FIG. 1 is a vertical cross-sectional view of a first embodiment of the present invention, FIG. 2 is a vertical cross-sectional view of a second embodiment of the present invention, and FIG. 3 is a vertical cross-sectional view of an example of a conventional high voltage semiconductor device. . 1... P-type semiconductor substrate, 2... N-type buried layer, 3A,
3B...N type epitaxial layer, 4...P type isolation layer, 5...Field oxide film, 6...Gate oxide film,
7... Gate electrode, 8... High concentration P-type diffusion layer, 9...
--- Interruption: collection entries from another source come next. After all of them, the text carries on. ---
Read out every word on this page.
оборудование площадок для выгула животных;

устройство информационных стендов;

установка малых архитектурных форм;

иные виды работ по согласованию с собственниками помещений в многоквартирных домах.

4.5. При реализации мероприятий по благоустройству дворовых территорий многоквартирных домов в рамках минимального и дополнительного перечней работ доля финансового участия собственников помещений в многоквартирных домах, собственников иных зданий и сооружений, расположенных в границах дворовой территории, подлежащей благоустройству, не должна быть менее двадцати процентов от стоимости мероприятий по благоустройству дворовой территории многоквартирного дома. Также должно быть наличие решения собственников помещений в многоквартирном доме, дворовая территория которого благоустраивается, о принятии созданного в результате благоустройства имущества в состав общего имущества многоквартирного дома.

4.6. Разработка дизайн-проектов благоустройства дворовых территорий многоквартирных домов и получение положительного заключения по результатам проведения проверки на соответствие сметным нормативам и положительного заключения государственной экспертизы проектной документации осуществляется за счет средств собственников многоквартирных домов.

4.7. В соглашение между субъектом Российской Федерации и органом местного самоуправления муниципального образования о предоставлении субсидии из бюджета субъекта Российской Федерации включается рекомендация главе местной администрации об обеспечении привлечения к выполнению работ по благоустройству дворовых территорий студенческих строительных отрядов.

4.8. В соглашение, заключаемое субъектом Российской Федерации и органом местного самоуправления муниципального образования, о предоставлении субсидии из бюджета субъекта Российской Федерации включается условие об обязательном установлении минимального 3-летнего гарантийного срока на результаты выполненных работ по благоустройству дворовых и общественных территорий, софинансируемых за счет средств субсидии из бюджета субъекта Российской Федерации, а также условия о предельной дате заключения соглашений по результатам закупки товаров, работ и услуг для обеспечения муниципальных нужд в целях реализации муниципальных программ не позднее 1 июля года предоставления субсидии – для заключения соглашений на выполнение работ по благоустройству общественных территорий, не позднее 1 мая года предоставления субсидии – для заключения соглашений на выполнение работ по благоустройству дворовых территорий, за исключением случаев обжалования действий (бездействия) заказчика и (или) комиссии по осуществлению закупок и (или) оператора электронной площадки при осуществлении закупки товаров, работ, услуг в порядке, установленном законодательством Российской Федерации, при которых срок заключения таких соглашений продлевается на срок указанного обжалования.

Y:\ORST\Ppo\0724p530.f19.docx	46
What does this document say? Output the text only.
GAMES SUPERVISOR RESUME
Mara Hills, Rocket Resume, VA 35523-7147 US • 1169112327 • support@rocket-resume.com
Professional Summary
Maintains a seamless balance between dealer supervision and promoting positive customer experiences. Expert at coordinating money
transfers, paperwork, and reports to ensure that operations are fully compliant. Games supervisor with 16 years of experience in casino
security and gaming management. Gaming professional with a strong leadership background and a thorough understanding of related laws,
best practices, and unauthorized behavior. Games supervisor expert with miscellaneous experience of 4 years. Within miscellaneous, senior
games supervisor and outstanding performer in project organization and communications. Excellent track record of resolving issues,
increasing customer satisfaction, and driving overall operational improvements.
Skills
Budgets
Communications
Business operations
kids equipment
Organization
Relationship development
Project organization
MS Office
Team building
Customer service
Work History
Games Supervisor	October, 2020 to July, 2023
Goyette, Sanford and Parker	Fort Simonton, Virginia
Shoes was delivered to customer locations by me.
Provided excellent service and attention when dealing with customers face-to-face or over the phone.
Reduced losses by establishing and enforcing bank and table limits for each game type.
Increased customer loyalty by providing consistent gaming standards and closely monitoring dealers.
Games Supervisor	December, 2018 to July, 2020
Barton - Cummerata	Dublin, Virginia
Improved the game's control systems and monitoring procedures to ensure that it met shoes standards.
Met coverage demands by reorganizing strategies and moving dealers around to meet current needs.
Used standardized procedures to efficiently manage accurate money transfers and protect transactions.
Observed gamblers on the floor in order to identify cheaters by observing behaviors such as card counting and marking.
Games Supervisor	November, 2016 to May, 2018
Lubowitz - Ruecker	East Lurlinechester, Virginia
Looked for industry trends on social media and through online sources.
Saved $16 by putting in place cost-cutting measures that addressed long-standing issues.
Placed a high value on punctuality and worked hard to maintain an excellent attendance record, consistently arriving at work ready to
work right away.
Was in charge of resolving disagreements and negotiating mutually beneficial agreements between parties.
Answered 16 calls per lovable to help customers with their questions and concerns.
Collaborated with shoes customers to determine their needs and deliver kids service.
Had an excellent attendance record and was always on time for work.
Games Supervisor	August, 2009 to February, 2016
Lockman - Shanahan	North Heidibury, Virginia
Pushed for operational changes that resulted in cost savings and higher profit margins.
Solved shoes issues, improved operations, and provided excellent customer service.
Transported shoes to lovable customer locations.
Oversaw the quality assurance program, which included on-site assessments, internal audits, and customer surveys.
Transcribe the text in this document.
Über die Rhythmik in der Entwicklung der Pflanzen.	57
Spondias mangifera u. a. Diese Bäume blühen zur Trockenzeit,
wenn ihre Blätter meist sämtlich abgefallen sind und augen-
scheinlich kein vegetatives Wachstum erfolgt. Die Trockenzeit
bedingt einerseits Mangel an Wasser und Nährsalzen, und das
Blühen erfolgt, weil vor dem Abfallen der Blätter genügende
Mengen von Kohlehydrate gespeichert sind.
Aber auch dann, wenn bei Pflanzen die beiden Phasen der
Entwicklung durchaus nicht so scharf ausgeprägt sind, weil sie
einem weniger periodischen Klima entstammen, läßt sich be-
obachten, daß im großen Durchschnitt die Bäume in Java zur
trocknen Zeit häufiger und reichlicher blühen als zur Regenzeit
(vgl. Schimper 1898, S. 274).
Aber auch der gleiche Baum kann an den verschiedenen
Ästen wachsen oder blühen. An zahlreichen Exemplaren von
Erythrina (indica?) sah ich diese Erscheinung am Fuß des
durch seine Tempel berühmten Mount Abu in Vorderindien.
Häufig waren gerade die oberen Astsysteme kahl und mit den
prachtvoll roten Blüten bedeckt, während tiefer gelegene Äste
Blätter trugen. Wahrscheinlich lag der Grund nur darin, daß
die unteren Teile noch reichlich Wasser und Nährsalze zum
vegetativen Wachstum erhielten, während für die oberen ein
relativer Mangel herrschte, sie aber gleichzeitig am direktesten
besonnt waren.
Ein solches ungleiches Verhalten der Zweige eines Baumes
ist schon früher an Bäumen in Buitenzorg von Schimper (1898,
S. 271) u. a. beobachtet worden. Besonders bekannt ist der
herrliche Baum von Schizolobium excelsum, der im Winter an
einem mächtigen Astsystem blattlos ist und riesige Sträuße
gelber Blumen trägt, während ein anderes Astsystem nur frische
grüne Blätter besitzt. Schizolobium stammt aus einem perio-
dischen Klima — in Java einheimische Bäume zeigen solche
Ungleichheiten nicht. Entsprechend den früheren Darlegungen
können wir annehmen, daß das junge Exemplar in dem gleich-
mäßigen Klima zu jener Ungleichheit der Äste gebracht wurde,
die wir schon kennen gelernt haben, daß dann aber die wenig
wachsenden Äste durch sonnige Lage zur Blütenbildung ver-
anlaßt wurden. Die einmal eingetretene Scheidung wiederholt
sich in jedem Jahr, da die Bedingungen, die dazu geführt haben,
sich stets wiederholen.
・・High concentration N type spreading layer, 10... P well, 11...
-th tpSG film 12...aluminum wiring, 13...
・Second PSG film, 14A, 14B, 14A', 14B'
...Shield aluminum film.

Claims (1)

[Claims] 1. In a semiconductor device in which a high-voltage transistor and a low-voltage transistor are formed on the same semiconductor substrate, independent shield metal films are disposed on the element isolation insulating film at least in the boundary region of each transistor, and the high-voltage transistor A high voltage semiconductor device, characterized in that the shield metal film is set to the same potential as the semiconductor substrate.